To that end, appellate courts consistently hold property owners are indispensable parties to lawsuits affecting their property rights.
See Columbia Gas Transmission Corp. v. Diamond Fuel Co.,
464 Pa. 377, 346 A.2d 788 (1975) (in litigation involving an easement, the fee simple owner of a servient tenement is an indispensable party);
Zerr v. Dep’t of Envtl. Res., Bureau of State Parks,
131 Pa.Cmwlth. 317, 570 A.2d 132 (1990) (United States which owned the mineral rights in a piece of property was an indispensable party in adjacent landowner’s suit to quiet title of strips of land along the boundary);
Biernacki v. Redevelopment Auth. of City of Wilkes-Barre,
32 Pa.Cmwlth. 537, 379 A.2d 1366 (1977) (owner of real estate is an indispensable party to proceedings seeking transfer of title to property of another);
Posel v. Redevelopment Auth. of City of Phila.,
72 Pa.Cmwlth. 115, 456 A.2d 243 (1983) (equitable owner in a piece of property is an indispensable party to an equity action attempting to stop the sale of the property to the equitable owner).
Here, the trial court properly recognized the Bureau could not deprive Property Owner of her property without due process as provided in the Law. Likewise, Purchaser, who holds legal title to the Property, cannot be deprived of his property without notice and an opportunity to be heard. Purchaser must be allowed to defend against allegations that the means by which he acquired his deed are invalid.

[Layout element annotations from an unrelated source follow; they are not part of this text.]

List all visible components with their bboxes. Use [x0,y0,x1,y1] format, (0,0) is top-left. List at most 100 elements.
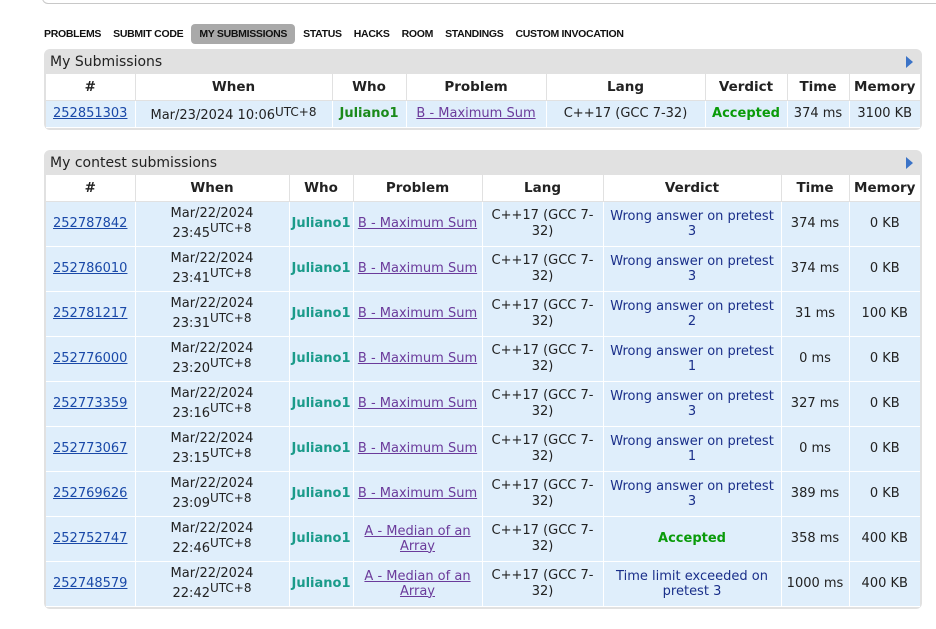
submission-lang: C++17 (GCC 7-32) [482,201,604,247]
user-link[interactable]: Juliano1 [291,306,350,321]
submission-id-link[interactable]: 252773359 [53,396,127,411]
submission-verdict: Wrong answer on pretest 1 [603,336,782,382]
table-row: 252851303 Mar/23/2024 10:06UTC+8 Juliano… [46,100,920,128]
submission-memory: 0 KB [849,471,920,517]
submission-time: 327 ms [781,381,850,427]
verdict-wrong-answer: Wrong answer on pretest 3 [610,253,774,284]
table-row: 252776000 Mar/22/2024 23:20UTC+8 Juliano1… [46,336,920,382]
problem-link[interactable]: B - Maximum Sum [358,306,477,321]
problem-link[interactable]: A - Median of an Array [364,569,470,599]
problem-link[interactable]: B - Maximum Sum [358,441,477,456]
menu-room[interactable]: ROOM [398,25,441,43]
right-triangle-icon[interactable] [906,56,913,68]
user-link[interactable]: Juliano1 [291,576,350,591]
menu-custom-invocation[interactable]: CUSTOM INVOCATION [511,25,631,43]
submission-time: 358 ms [781,516,850,562]
submission-time: 389 ms [781,471,850,517]
menu-hacks[interactable]: HACKS [350,25,398,43]
user-link[interactable]: Juliano1 [291,531,350,546]
problem-link[interactable]: B - Maximum Sum [358,486,477,501]
problem-link[interactable]: B - Maximum Sum [358,261,477,276]
user-link[interactable]: Juliano1 [291,351,350,366]
verdict-accepted: Accepted [658,531,726,546]
table-row: 252787842 Mar/22/2024 23:45UTC+8 Juliano1… [46,201,920,247]
table-row: 252786010 Mar/22/2024 23:41UTC+8 Juliano1… [46,246,920,292]
problem-cell: B - Maximum Sum [353,291,483,337]
verdict-wrong-answer: Wrong answer on pretest 3 [610,478,774,509]
menu-standings[interactable]: STANDINGS [441,25,511,43]
submission-memory: 0 KB [849,246,920,292]
submission-lang: C++17 (GCC 7-32) [482,471,604,517]
my-submissions-header: My Submissions [46,51,920,74]
col-header-when: When [135,175,290,202]
submission-memory: 0 KB [849,336,920,382]
verdict-wrong-answer: Wrong answer on pretest 1 [610,433,774,464]
submission-id-link[interactable]: 252851303 [53,106,127,121]
submission-time: 374 ms [781,246,850,292]
verdict-wrong-answer: Wrong answer on pretest 3 [610,388,774,419]
submission-when: Mar/22/2024 23:15UTC+8 [135,426,290,472]
col-header-id: # [46,175,136,202]
submission-id-link[interactable]: 252773067 [53,441,127,456]
problem-link[interactable]: B - Maximum Sum [358,216,477,231]
my-submissions-table: # When Who Problem Lang Verdict Time Mem… [46,74,920,128]
submission-id-link[interactable]: 252781217 [53,306,127,321]
col-header-lang: Lang [482,175,604,202]
problem-cell: B - Maximum Sum [353,381,483,427]
user-link[interactable]: Juliano1 [291,441,350,456]
problem-cell: B - Maximum Sum [353,246,483,292]
table-row: 252748579 Mar/22/2024 22:42UTC+8 Juliano1… [46,561,920,607]
col-header-lang: Lang [546,74,706,101]
col-header-problem: Problem [406,74,547,101]
submission-id-link[interactable]: 252776000 [53,351,127,366]
submission-memory: 0 KB [849,381,920,427]
problem-link[interactable]: A - Median of an Array [364,524,470,554]
menu-status[interactable]: STATUS [299,25,350,43]
submission-lang: C++17 (GCC 7-32) [482,516,604,562]
submission-lang: C++17 (GCC 7-32) [482,291,604,337]
user-link[interactable]: Juliano1 [291,486,350,501]
user-link[interactable]: Juliano1 [291,396,350,411]
right-triangle-icon[interactable] [906,157,913,169]
my-submissions-box: My Submissions # When Who Problem Lang V… [44,49,922,130]
my-submissions-title: My Submissions [50,54,163,70]
col-header-time: Time [787,74,850,101]
submission-id-link[interactable]: 252787842 [53,216,127,231]
submission-time: 1000 ms [781,561,850,607]
contest-menu: PROBLEMS SUBMIT CODE MY SUBMISSIONS STAT… [40,24,632,44]
submission-when: Mar/22/2024 23:16UTC+8 [135,381,290,427]
contest-submissions-box: My contest submissions # When Who Proble… [44,150,922,609]
table-row: 252781217 Mar/22/2024 23:31UTC+8 Juliano1… [46,291,920,337]
user-link[interactable]: Juliano1 [291,261,350,276]
submission-when: Mar/22/2024 23:31UTC+8 [135,291,290,337]
problem-link[interactable]: B - Maximum Sum [358,351,477,366]
verdict-wrong-answer: Wrong answer on pretest 2 [610,298,774,329]
submission-time: 31 ms [781,291,850,337]
submission-lang: C++17 (GCC 7-32) [482,336,604,382]
menu-my-submissions[interactable]: MY SUBMISSIONS [191,24,296,44]
problem-link[interactable]: B - Maximum Sum [358,396,477,411]
col-header-when: When [135,74,333,101]
submission-lang: C++17 (GCC 7-32) [482,381,604,427]
submission-id-link[interactable]: 252786010 [53,261,127,276]
user-link[interactable]: Juliano1 [339,106,398,121]
submission-id-link[interactable]: 252748579 [53,576,127,591]
problem-cell: B - Maximum Sum [353,201,483,247]
submission-verdict: Wrong answer on pretest 3 [603,381,782,427]
submission-verdict: Wrong answer on pretest 3 [603,471,782,517]
contest-submissions-table: # When Who Problem Lang Verdict Time Mem… [46,175,920,607]
submission-verdict: Wrong answer on pretest 1 [603,426,782,472]
problem-link[interactable]: B - Maximum Sum [416,106,535,121]
menu-problems[interactable]: PROBLEMS [40,25,109,43]
table-row: 252769626 Mar/22/2024 23:09UTC+8 Juliano1… [46,471,920,517]
submission-lang: C++17 (GCC 7-32) [546,100,706,128]
verdict-accepted: Accepted [712,106,780,121]
user-link[interactable]: Juliano1 [291,216,350,231]
submission-memory: 0 KB [849,201,920,247]
submission-memory: 0 KB [849,426,920,472]
submission-memory: 3100 KB [849,100,920,128]
submission-id-link[interactable]: 252752747 [53,531,127,546]
menu-submit-code[interactable]: SUBMIT CODE [109,25,191,43]
col-header-who: Who [332,74,407,101]
submission-id-link[interactable]: 252769626 [53,486,127,501]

Given the lapses in service by various parties which complicated the proceedings, as well as numerous continuances, the trial court’s interest in efficient and final disposition was understandable. Nevertheless, we conclude the trial court abused its discretion in denying intervention. Accordingly, the June 16, 2007 order of the trial court is vacated, and this matter is remanded for further proceedings.
ORDER
AND NOW, this 31st day of January, 2008, the order of the Court of Common Pleas of Bedford County is VACATED and this matter is REMANDED for proceedings consistent with the foregoing opinion. Jurisdiction is relinquished.